As president, Heine took to the international stage to share the story of her country and the many difficult decisions her compatriots are facing, including the possibility of relocating. She chairs the Climate Vulnerable Forum, a group of some 50 countries particularly in peril from climate change, despite having contributed a pittance to atmospheric greenhouse gases. Heine is adamant that everyone needs to take immediate action. While president, she committed the Marshall Islands to going carbon-neutral by 2050, and the nation was the first to submit its emissions pledge under the Paris Agreement. The Pacific Island’s first female leader, former president Heine has been recognized by Time magazine as one of 15 women leading the fight against climate change.
Wu Changhua – CEO, Future Innovation Center
Wu Changhua is a recognized global leader fighting climate change. Back in 1990, when she started documenting environmental issues as a young photojournalist in Beijing, she thought it was “all about planting trees and keeping the streets clean.” Few policymakers in China knew any different, prioritizing unbridled growth at any cost.
As she moved into business and advocacy, she learned fast, and her patient cajoling helped shepherd the rehabilitation of the world’s No. 2 economy from an environmental pariah to a champion of green issues on the global stage.

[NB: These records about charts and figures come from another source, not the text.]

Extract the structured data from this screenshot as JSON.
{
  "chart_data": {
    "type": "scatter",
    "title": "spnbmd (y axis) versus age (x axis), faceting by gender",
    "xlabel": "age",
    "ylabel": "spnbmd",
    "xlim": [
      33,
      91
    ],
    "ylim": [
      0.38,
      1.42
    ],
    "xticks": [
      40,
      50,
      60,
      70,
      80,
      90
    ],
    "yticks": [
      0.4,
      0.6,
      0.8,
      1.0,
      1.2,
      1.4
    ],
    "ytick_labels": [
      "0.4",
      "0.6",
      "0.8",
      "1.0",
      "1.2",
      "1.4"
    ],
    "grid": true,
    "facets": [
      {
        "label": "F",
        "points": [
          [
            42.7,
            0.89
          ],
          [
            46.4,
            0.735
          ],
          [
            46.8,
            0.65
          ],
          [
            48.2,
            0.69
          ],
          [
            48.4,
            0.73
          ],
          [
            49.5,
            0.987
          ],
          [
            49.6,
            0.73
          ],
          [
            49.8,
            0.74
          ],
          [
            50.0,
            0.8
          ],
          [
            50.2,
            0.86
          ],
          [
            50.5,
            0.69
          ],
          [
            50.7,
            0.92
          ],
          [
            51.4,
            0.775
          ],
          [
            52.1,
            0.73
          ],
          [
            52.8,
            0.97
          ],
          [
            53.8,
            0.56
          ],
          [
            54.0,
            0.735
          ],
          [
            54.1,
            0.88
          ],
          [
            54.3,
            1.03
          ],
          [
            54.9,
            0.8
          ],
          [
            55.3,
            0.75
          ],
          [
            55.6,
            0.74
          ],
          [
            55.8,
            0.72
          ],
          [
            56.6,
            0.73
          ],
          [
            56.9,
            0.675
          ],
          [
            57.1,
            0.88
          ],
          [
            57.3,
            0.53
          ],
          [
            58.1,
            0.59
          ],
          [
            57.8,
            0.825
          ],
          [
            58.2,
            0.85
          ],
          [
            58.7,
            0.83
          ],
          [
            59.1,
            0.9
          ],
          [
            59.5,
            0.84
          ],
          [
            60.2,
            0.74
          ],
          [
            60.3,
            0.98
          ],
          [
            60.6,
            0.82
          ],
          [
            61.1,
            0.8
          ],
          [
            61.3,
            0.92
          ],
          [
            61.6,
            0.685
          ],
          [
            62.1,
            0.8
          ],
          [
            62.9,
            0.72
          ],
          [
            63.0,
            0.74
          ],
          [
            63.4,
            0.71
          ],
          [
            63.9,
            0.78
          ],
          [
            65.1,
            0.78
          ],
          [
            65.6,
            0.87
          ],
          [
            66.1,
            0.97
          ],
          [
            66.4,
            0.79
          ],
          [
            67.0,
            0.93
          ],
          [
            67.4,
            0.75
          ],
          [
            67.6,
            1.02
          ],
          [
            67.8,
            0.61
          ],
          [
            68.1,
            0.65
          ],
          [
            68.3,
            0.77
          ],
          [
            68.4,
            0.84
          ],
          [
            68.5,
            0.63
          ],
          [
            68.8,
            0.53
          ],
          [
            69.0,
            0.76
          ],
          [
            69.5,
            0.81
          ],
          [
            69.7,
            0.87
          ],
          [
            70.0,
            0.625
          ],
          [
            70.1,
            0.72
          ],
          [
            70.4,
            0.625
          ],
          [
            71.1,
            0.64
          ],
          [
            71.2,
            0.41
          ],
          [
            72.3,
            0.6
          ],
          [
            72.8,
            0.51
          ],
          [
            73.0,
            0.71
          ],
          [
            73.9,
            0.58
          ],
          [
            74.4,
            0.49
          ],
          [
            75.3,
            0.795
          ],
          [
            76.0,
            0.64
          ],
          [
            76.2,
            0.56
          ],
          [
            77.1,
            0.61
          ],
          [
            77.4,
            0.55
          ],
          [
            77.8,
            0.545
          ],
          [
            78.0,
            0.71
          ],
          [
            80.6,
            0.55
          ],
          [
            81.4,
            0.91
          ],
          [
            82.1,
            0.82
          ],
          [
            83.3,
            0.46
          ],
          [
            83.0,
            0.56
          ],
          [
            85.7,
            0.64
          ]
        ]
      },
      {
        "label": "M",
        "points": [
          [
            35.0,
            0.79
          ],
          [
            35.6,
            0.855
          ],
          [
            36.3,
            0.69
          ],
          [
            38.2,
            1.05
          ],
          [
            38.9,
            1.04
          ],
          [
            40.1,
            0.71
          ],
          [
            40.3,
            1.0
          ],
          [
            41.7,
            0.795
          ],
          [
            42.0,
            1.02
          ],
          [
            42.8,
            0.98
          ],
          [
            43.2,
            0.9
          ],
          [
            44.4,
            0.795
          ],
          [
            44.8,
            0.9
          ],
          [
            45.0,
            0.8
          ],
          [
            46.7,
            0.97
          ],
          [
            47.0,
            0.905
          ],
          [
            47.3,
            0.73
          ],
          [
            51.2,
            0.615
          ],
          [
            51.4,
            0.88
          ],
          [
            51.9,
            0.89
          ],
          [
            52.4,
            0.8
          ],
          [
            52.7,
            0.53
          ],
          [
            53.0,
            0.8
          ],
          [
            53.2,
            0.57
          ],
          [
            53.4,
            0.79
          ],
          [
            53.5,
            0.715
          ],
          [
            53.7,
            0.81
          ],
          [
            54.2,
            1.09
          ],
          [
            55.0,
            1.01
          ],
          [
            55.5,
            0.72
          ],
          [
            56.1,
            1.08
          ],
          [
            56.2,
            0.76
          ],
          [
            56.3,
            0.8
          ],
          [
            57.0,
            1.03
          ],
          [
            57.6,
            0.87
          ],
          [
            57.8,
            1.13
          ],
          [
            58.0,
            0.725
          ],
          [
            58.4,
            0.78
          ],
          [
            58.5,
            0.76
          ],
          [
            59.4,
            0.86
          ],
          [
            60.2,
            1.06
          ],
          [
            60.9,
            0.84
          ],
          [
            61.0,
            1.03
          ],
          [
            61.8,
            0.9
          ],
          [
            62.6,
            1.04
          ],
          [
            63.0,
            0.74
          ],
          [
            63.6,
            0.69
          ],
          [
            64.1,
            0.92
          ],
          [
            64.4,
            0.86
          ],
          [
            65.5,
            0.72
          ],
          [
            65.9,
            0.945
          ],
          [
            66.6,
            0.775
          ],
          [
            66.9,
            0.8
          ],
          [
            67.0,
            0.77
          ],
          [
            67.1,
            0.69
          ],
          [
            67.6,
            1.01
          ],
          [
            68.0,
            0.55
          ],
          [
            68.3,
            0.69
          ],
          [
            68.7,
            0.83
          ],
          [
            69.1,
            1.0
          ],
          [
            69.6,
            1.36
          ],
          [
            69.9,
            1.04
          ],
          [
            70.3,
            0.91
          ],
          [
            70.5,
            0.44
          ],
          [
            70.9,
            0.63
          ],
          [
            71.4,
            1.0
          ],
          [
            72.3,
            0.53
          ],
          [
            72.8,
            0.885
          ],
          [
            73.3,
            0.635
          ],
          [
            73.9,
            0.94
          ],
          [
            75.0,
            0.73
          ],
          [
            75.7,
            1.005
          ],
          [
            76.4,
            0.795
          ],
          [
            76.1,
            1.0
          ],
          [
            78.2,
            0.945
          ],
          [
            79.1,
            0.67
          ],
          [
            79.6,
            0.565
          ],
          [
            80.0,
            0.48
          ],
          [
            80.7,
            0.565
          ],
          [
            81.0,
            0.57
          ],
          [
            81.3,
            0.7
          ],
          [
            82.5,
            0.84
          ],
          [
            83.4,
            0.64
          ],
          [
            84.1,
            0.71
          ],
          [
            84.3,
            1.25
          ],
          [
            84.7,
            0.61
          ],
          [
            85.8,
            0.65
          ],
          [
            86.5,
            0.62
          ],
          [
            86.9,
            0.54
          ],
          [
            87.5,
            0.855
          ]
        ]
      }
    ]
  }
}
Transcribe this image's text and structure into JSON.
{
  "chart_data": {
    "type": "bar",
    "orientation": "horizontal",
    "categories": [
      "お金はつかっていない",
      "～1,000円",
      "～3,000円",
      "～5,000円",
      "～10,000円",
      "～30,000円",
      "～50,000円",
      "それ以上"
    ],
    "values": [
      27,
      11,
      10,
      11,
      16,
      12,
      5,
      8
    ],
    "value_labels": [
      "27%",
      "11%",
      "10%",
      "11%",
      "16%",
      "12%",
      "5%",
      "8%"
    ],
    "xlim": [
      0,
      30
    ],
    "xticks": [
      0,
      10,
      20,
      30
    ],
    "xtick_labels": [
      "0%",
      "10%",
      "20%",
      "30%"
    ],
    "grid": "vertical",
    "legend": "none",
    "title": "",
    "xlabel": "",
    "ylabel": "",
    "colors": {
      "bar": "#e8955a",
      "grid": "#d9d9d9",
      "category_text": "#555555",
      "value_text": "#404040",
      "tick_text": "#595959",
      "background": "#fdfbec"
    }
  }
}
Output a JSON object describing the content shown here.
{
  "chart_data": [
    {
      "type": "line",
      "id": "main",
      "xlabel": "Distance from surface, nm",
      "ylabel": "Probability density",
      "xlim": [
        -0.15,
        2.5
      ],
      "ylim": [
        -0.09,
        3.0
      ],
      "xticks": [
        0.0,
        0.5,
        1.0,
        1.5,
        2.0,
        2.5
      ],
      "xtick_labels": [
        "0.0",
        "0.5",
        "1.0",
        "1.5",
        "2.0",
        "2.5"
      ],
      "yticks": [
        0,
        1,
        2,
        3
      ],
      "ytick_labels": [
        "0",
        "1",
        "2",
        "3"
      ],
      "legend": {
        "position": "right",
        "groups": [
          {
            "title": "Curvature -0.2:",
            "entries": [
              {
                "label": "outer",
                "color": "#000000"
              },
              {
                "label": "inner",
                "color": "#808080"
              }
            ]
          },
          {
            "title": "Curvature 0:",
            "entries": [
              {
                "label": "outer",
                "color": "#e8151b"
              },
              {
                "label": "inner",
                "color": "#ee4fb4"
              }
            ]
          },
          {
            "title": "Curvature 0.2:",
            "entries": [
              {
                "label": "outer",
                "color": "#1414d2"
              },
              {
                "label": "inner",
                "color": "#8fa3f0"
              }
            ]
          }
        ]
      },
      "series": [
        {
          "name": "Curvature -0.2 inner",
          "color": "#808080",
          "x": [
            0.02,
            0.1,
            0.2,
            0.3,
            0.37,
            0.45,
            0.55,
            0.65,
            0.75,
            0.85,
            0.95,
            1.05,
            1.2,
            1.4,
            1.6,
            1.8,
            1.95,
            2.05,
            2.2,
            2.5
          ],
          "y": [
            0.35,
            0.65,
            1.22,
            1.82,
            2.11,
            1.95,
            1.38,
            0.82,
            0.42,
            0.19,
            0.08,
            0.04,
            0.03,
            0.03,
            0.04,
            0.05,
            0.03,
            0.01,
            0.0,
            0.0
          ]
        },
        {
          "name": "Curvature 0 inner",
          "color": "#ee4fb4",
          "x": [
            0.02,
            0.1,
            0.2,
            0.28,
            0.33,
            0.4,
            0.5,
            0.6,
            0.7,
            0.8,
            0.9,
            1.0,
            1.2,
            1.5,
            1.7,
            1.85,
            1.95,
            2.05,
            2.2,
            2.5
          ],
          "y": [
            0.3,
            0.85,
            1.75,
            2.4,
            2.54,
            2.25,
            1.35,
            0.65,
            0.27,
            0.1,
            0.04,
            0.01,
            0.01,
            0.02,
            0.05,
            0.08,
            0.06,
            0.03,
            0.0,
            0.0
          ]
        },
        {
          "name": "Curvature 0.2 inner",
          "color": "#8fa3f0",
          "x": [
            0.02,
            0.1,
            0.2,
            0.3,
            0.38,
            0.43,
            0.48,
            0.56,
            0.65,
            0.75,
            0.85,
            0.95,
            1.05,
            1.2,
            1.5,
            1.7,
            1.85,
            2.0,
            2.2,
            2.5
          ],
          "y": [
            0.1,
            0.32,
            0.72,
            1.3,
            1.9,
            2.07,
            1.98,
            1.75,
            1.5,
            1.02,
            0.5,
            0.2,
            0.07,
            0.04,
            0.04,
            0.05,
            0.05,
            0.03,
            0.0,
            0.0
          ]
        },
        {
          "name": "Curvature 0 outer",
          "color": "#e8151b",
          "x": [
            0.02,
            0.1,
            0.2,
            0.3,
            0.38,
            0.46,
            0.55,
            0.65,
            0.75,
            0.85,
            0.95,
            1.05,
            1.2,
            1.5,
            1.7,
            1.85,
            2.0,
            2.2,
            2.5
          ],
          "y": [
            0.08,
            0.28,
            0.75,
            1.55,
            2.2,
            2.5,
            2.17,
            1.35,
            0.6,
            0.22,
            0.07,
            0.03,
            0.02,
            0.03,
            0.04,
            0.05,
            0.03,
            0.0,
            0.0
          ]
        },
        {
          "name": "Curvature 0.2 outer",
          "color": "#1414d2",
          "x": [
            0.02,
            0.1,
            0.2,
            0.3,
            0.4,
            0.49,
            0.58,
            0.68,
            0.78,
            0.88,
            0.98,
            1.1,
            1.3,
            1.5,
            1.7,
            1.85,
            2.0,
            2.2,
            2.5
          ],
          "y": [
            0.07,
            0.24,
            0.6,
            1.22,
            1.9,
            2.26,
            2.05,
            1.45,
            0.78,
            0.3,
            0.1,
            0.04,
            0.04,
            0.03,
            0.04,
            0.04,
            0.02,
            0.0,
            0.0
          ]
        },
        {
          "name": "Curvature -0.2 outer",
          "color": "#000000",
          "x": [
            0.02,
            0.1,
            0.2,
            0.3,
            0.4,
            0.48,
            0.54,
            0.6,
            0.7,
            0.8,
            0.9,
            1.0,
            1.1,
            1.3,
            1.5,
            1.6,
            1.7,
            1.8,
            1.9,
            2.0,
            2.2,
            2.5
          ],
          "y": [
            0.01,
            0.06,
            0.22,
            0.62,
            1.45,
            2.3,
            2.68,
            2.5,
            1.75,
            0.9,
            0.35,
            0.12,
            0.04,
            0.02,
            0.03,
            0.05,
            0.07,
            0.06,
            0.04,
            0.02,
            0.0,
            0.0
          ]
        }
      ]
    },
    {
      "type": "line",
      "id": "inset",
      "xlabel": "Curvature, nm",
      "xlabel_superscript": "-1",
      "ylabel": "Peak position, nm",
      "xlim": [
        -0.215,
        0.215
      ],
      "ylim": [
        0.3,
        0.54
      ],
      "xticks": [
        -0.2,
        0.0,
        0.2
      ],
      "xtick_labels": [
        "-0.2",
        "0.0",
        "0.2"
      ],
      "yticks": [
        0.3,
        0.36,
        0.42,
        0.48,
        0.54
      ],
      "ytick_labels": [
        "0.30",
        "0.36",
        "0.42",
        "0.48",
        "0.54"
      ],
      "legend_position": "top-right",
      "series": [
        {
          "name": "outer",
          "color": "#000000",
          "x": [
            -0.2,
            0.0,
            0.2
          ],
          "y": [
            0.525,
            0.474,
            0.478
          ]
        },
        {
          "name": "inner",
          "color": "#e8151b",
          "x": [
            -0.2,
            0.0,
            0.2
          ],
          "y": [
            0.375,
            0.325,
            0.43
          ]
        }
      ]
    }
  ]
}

It involved tact. While international institutions publicly scolded China for its belching factories and toxic waterways, Wu worked with various officials behind the scenes to help infuse global standards into industry and urban planning.
“For a long-time we were ignored and marginalized, but now we’re pretty much mainstream,” says Wu.
Now CEO of the Future Innovation Center, Wu continues to advise governments and corporations on sustainability strategy and the low-carbon economy. She sits on many boards and advisory boards of regional and global platforms to drive innovation and accelerate solutions to achieve Sustainable Development Goals. She is also a member of Global Future Council of Electricity, World Economic Forum 2020-2021.
Yong Jung Cho – Climate Action and Political Campaign Organizer and Activist
Yong Jung Cho is an organizer and activist with experience working on a variety of climate action and political campaigns to pressure politicians to take a stand for climate justice. Cho is a co-founder of #AllofUs, a movement which fights for an America that truly stands with all its people. The organization pressures politicians to fight for the things working people need to thrive and support a new generation of leaders.
During the 2016 presidential primary season, Yong Jung was the campaign coordinator for 350.org. She trained hundreds of persistent volunteers to confront Republican candidates on their climate denial and fossil fuel agenda. They also got Hillary Clinton on record to oppose the Keystone XL pipeline and oppose fossil fuel extraction on public lands.
Fusion.net featured Cho as one of the 30 women who literally changed the 2016 election. At 350.org, she also coordinated student leadership development programs and organized the 50,000 person youth and student contingent for 2014 People’s Climate March.